I have been meaning to read this one for far too long. I'm glad to know it's such an emotional read so I can prepare myself!

Jenny said...

I just read this for the first time a couple years ago, but I loved it! Have you read Girl in Translation? If you haven't, it's sort of like the Asian version of this and is also a must read!

Holly (2 Kids and Tired) said...

This is one of those classics that has been on my list for a long time. Loved your honest review. I honestly had no idea what is was about.
2 Kids and Tired Books

Brooke said...

Wanted to read this one for ages and surprised to hear how bleak and dark it is - not something I had previously expected. Fantastic review, as always!

Jenners said...

I really do need to read this. Thanks for the reminder and the encouragement.

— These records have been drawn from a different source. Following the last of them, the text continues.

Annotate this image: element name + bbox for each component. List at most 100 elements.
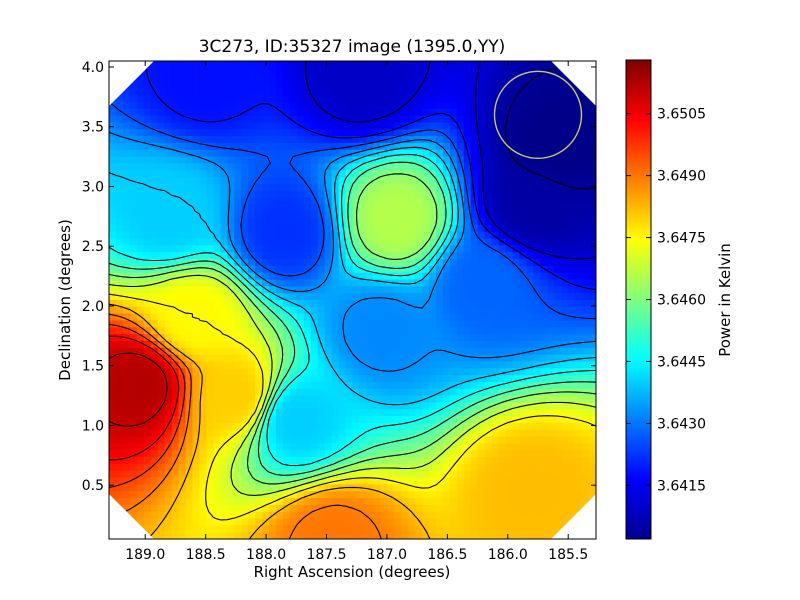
- heatmap-cell: [533, 327, 541, 335]
- heatmap-cell: [380, 163, 388, 171]
- heatmap-cell: [262, 443, 270, 451]
- heatmap-cell: [477, 142, 486, 151]
- heatmap-cell: [380, 375, 388, 383]
- heatmap-cell: [415, 525, 423, 533]
- heatmap-cell: [262, 470, 270, 479]
- heatmap-cell: [296, 504, 305, 513]
- heatmap-cell: [269, 61, 277, 69]
- heatmap-cell: [470, 108, 479, 117]
- heatmap-cell: [547, 170, 555, 178]
- heatmap-cell: [484, 347, 493, 356]
- heatmap-cell: [547, 463, 555, 472]
- heatmap-cell: [109, 129, 117, 137]
- heatmap-cell: [533, 436, 541, 444]
- heatmap-cell: [484, 320, 493, 328]
- heatmap-cell: [310, 491, 319, 499]
- heatmap-cell: [512, 300, 521, 308]
- heatmap-cell: [310, 259, 319, 267]
- heatmap-cell: [338, 375, 347, 383]
- heatmap-cell: [324, 95, 333, 103]
- heatmap-cell: [317, 61, 326, 69]
- heatmap-cell: [380, 286, 388, 294]
- heatmap-cell: [303, 402, 312, 410]
- heatmap-cell: [220, 416, 228, 424]
- heatmap-cell: [526, 409, 534, 417]
- heatmap-cell: [387, 272, 395, 281]
- heatmap-cell: [310, 286, 319, 294]
- heatmap-cell: [470, 525, 479, 533]
- heatmap-cell: [366, 320, 374, 328]
- heatmap-cell: [310, 81, 319, 89]
- heatmap-cell: [303, 477, 312, 485]
- heatmap-cell: [547, 300, 555, 308]
- heatmap-cell: [157, 101, 166, 110]
- heatmap-cell: [345, 375, 354, 383]
- heatmap-cell: [519, 409, 528, 417]
- heatmap-cell: [547, 204, 555, 212]
- heatmap-cell: [115, 306, 124, 315]
- heatmap-cell: [185, 334, 194, 342]
- heatmap-cell: [345, 136, 354, 144]
- heatmap-cell: [408, 183, 416, 192]
- heatmap-cell: [477, 293, 486, 301]
- heatmap-cell: [561, 177, 569, 185]
- heatmap-cell: [109, 108, 117, 117]
- heatmap-cell: [199, 525, 207, 533]
- heatmap-cell: [269, 347, 277, 356]
- heatmap-cell: [282, 163, 291, 171]
- heatmap-cell: [449, 81, 458, 89]
- heatmap-cell: [442, 67, 451, 76]
- x-tick-label: 189.0: [125, 547, 165, 563]
- heatmap-cell: [366, 149, 374, 158]
- heatmap-cell: [512, 334, 521, 342]
- heatmap-cell: [498, 293, 507, 301]
- heatmap-cell: [394, 491, 402, 499]
- heatmap-cell: [401, 463, 409, 472]
- heatmap-cell: [575, 177, 583, 185]
- heatmap-cell: [157, 327, 166, 335]
- heatmap-cell: [435, 443, 444, 451]
- heatmap-cell: [282, 129, 291, 137]
- heatmap-cell: [227, 306, 235, 315]
- heatmap-cell: [192, 279, 201, 287]
- heatmap-cell: [366, 402, 374, 410]
- heatmap-cell: [589, 395, 596, 404]
- heatmap-cell: [582, 409, 590, 417]
- heatmap-cell: [324, 525, 333, 533]
- heatmap-cell: [380, 409, 388, 417]
- heatmap-cell: [380, 368, 388, 376]
- heatmap-cell: [150, 67, 159, 76]
- heatmap-cell: [533, 300, 541, 308]
- heatmap-cell: [324, 416, 333, 424]
- heatmap-cell: [296, 61, 305, 69]
- heatmap-cell: [171, 129, 180, 137]
- heatmap-cell: [519, 129, 528, 137]
- x-tick-label: 188.5: [186, 547, 226, 563]
- heatmap-cell: [491, 115, 500, 124]
- heatmap-cell: [463, 511, 472, 520]
- heatmap-cell: [317, 218, 326, 226]
- heatmap-cell: [234, 129, 242, 137]
- heatmap-cell: [401, 218, 409, 226]
- heatmap-cell: [498, 259, 507, 267]
- heatmap-cell: [248, 101, 256, 110]
- heatmap-cell: [303, 136, 312, 144]
- heatmap-cell: [338, 416, 347, 424]
- heatmap-cell: [484, 101, 493, 110]
- heatmap-cell: [394, 115, 402, 124]
- heatmap-cell: [589, 361, 596, 369]
- heatmap-cell: [241, 457, 249, 465]
- heatmap-cell: [157, 95, 166, 103]
- heatmap-cell: [136, 142, 145, 151]
- heatmap-cell: [442, 81, 451, 89]
- heatmap-cell: [449, 381, 458, 390]
- heatmap-cell: [449, 443, 458, 451]
- heatmap-cell: [394, 88, 402, 96]
- heatmap-cell: [561, 463, 569, 472]
- heatmap-cell: [394, 177, 402, 185]
- heatmap-cell: [470, 74, 479, 83]
- heatmap-cell: [310, 368, 319, 376]
- heatmap-cell: [317, 313, 326, 322]
- heatmap-cell: [408, 416, 416, 424]
- heatmap-cell: [324, 190, 333, 199]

Ana @ things mean a lot said...

I can't believe I still haven't read this! It sounds exactly like the kind of thing I love.

Aarti said...

I read this book for the first time last summer while living in New York and I fell completely in love with it. I think there is a kind-of sequel that is set in Ann Arbor, too, which made me SUPER-excited. I am so glad you enjoyed this one, too.

Darlene said...

I picked up the audio of this one a while back when it was on sale. I seem to remember reading it years ago but I can't remember much of the story so I'm not sure. It's pretty bad when you can't remember what you have and haven't read. Lol.

kay - Infinite Shelf said...

I haven't read it yet, but I got a copy after Amanda recommended it to me a couple of years ago. Your review makes it sound a lot more complex, with more depth than I had expected. It sounds like a sad, but important book.

Kailana said...

I read this book a few years ago and keep saying I am going to reread it because I don't remember it as well as I would like... Sadly that never seems to happen...

Jules said...

I've never read this book I really looks like I need to get myself a copy. I sounds fascinating. I always set it a side, but I think it's time I get on to reading it.

Lisa said...

I almost picked this one up recently; don't even recall why I put it back. Sounds like that was a mistake. I'll definitely be waiting to read it until I'm in the right frame of mind; sounds like I want to be in a good emotional place before I start!